Sus labios acariciaban mi cuello con una suavidad extrema mientras sorteábamos a las personas que querían entrar al bar. Apenas había podido hacerle señas a mis amigas, diciéndoles que me iba con el chico cuyo nombre apenas recordaba. Obviamente se preocuparon un poco al verme en ese plan, pero luego lo dejaron pasar y me mostraron sus celulares, diciéndome por señas que las llamara si algo llegara a pasar.

No creo que lo necesitaré.

No con este espécimen de hombre.

Y así fue como llegué a esta situación, caminando tomada de la cintura en una calle oscura por un hombre al que apenas conocía, rumbo al primer motel que se nos apareciera. Estaba ebria, demasiado ebria, porque en otras circunstancias jamás me habría prestado para algo así. Sin embargo, lo que mi mente racional pensara no me importaba en esos momentos.

Este hombre estaba buenísimo y, por primera vez en muchos años, ese líbido sexual que se había mantenido en la oscuridad ahora brillaba como si fuera la estrella más grande del universo. Deseosa de estallar, iluminar y destrozar toda una galaxia entera.

Solo caminamos un par de calles cuando un viejo y algo descuidado edificio se nos presenta. Tenía un antiguo y poco iluminado cartel con un nombre que apenas podía visualizar, pero para lo que teníamos en mente, era perfecto. Alex me miraba pidiendo mi permiso, sus ojos grises oscurecidos por la lujuria, y eso me prendía aún más.

Él me desea.

Me quiere.

Y yo lo deseo a él.

Encima de mí.

Después de darle mi consentimiento, entramos en silencio y subimos unas pequeñas escaleras. Una señora de unos cincuenta años, con el cabello rubio muy maltratado y una cinta roja de adorno, vestida con ropa demasiado sugerente y masticando chicle, nos da la bienvenida. Sin embargo, sus ojos se clavan en mi ardiente compañero, desnudándolo con la mirada.
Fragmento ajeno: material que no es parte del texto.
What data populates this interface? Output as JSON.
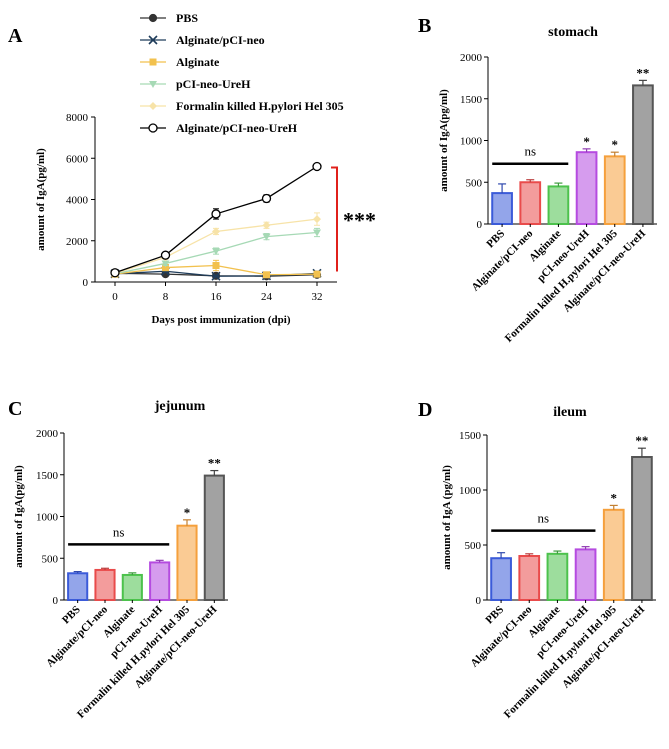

No podía juzgarla; con esa camiseta blanca de mangas cortas, dejando a la vista sus brazos bien trabajados y esos jeans oscuros, solo te provocaba arrancarle la ropa con los dientes.

Y eso es lo que haré.

Él la saluda y pide una habitación sencilla. Estoy por sacar mi tarjeta de crédito, pero Alex niega al ver mi acción y me informa que pagaría la habitación. Pero como odiaba no tener parte del control, accedo, aunque aparte pago por un servicio de licores de muy mala calidad que curiosamente estaban ofreciendo en el establecimiento. Al final, ambos quedamos complacidos y recibimos nuestra llave.

—¿Lista? —Pregunta con voz ronca, y yo asiento con una sonrisa.

Oh, claro que sí...

—¿Alguna vez me has visto dudar?

Después de eso, nadie habla y subimos las escaleras hasta el segundo piso, para luego caminar por un pasillo hasta llegar a nuestra habitación al final de este. No voy a negar que se sintió raro escuchar a varias personas gritando y gimiendo mientras pasábamos por las demás puertas, pero cuando Alex me volvió a tomar de la cintura, atrayéndome hacia él una vez más, cualquier ápice de duda desapareció por completo.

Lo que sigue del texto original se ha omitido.